The image of the baby cooing is also powerful. Here is a child who has no idea what is going on. I think young children are sensitive to mood and energy. They can feel it when the adults around them are happy, tense, sad, angry, or loving. This baby definitely feels something amiss, but life still goes on as usual for him. I love that little glimpse of “normalcy.” Images like that stand out when nothing is normal.
Then there are the awkward moments with people who have nothing but words. Words are useless at a time like this. Yes, I said it. I meant it, too, so I’ll say it again. Words are useless at a time like this. I’m specifically talking about the well-meaning, loving clichés that arise. “I’m so sorry.” “If you need anything, let me know.” “He’s in a better place.” I’ll admit right now that I’m guilty of handing out the well-meaning, loving clichés. As Sheldon Cooper might say, it’s dictated by social custom. More than that, I think it’s discomfort. We want to be there for our loved ones who are going through a horrible time, but we are uncomfortable with silence. It’s the presence of others and their support that matters, not the words. But we say them anyway.

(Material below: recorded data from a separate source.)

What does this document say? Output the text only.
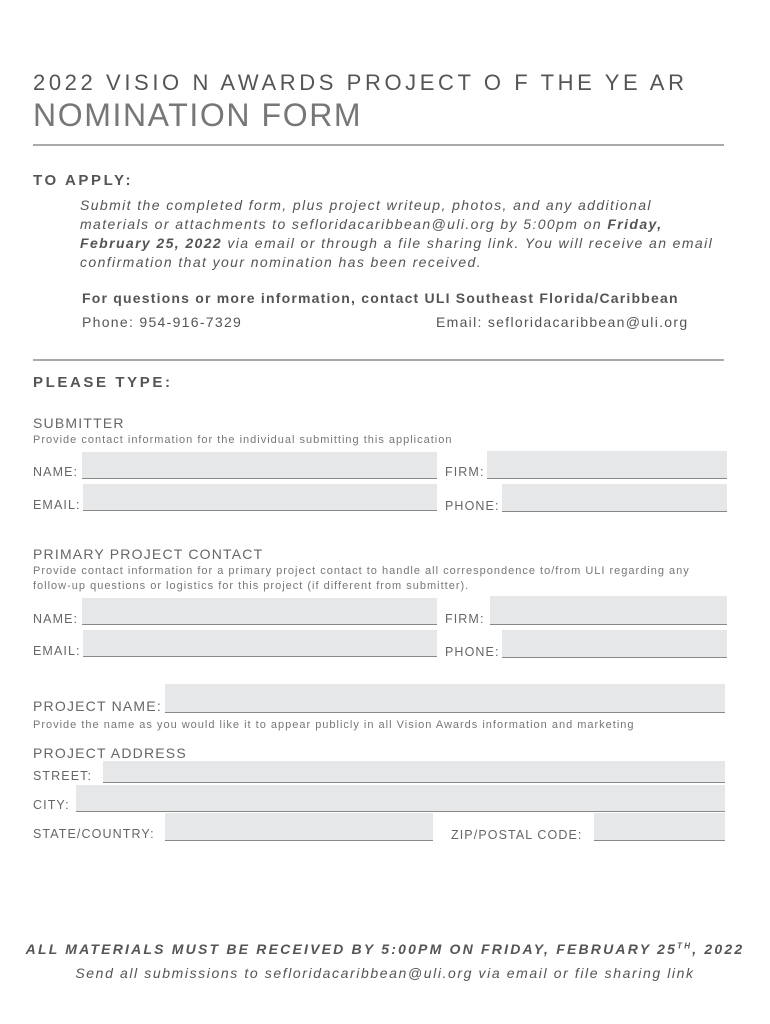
2022 VISIO N AWARDS PROJECT O F THE YE AR
NOMINATION FORM
TO APPLY:
Submit the completed form, plus project writeup, photos, and any additional materials or attachments to sefloridacaribbean@uli.org by 5:00pm on Friday, February 25, 2022 via email or through a file sharing link. You will receive an email confirmation that your nomination has been received.
For questions or more information, contact ULI Southeast Florida/Caribbean
Phone: 954-916-7329	Email: sefloridacaribbean@uli.org
PLEASE TYPE:
SUBMITTER
Provide contact information for the individual submitting this application
NAME:	FIRM:
EMAIL:	PHONE:
PRIMARY PROJECT CONTACT
Provide contact information for a primary project contact to handle all correspondence to/from ULI regarding any
follow-up questions or logistics for this project (if different from submitter).
NAME:	FIRM:
EMAIL:	PHONE:
PROJECT NAME:
Provide the name as you would like it to appear publicly in all Vision Awards information and marketing
PROJECT ADDRESS
STREET:
CITY:
STATE/COUNTRY:	ZIP/POSTAL CODE:
ALL MATERIALS MUST BE RECEIVED BY 5:00PM ON FRIDAY, FEBRUARY 25TH, 2022
Send all submissions to sefloridacaribbean@uli.org via email or file sharing link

Heaney beautifully writes the moment he sees his brother’s body for the first time. “Paler now.” Such simple contrast to the living boy Heaney saw six weeks ago.
But it’s the last line that gets me every time. He sees such symbolism in that coffin of how everything is wrong with this death. The rest of the poem seems clinical and numb, just a list of things he sees and does, but nothing about what Heaney feels. The rhythm created by the rhyming and repetition creates that emotional release that we’ve been waiting for. I understand that numbness, and I understand that moment when everything becomes agonizingly real. I respect that Heaney cuts the poem off there, because that’s when his true, and personal grief, begins.
I absolutely love this poem, likely because I “discovered” it when I did. I do think it takes empathy to really understand, though, at least on that human level. I feel like I’ve walked in his shoes and seen through his eyes, and I project my own experiences onto the narrator of the poem.
I’m not the only one who feels this way. “Mid-Term Break” is among Heaney’s most popular poems. I think it’s because he gets it right. He takes us through those first hours, using images and experiences that most people have also experienced. Perhaps they’re not in the same order or the right intensity, but I think very few people would fail to identify with this poem once they’ve been there themselves. Heaney got it right, then he stops when his own unique experience would have to take center stage.
I’ll end this blog post now, since it’s getting long. I have more poems I’d like to discuss that I think capture these human moments in the midst of loss, but I’ll break it up into manageable pieces. It’s an interesting journey, and I hope you’ll walk with me and the poets who make something so surreal into something that can be shared.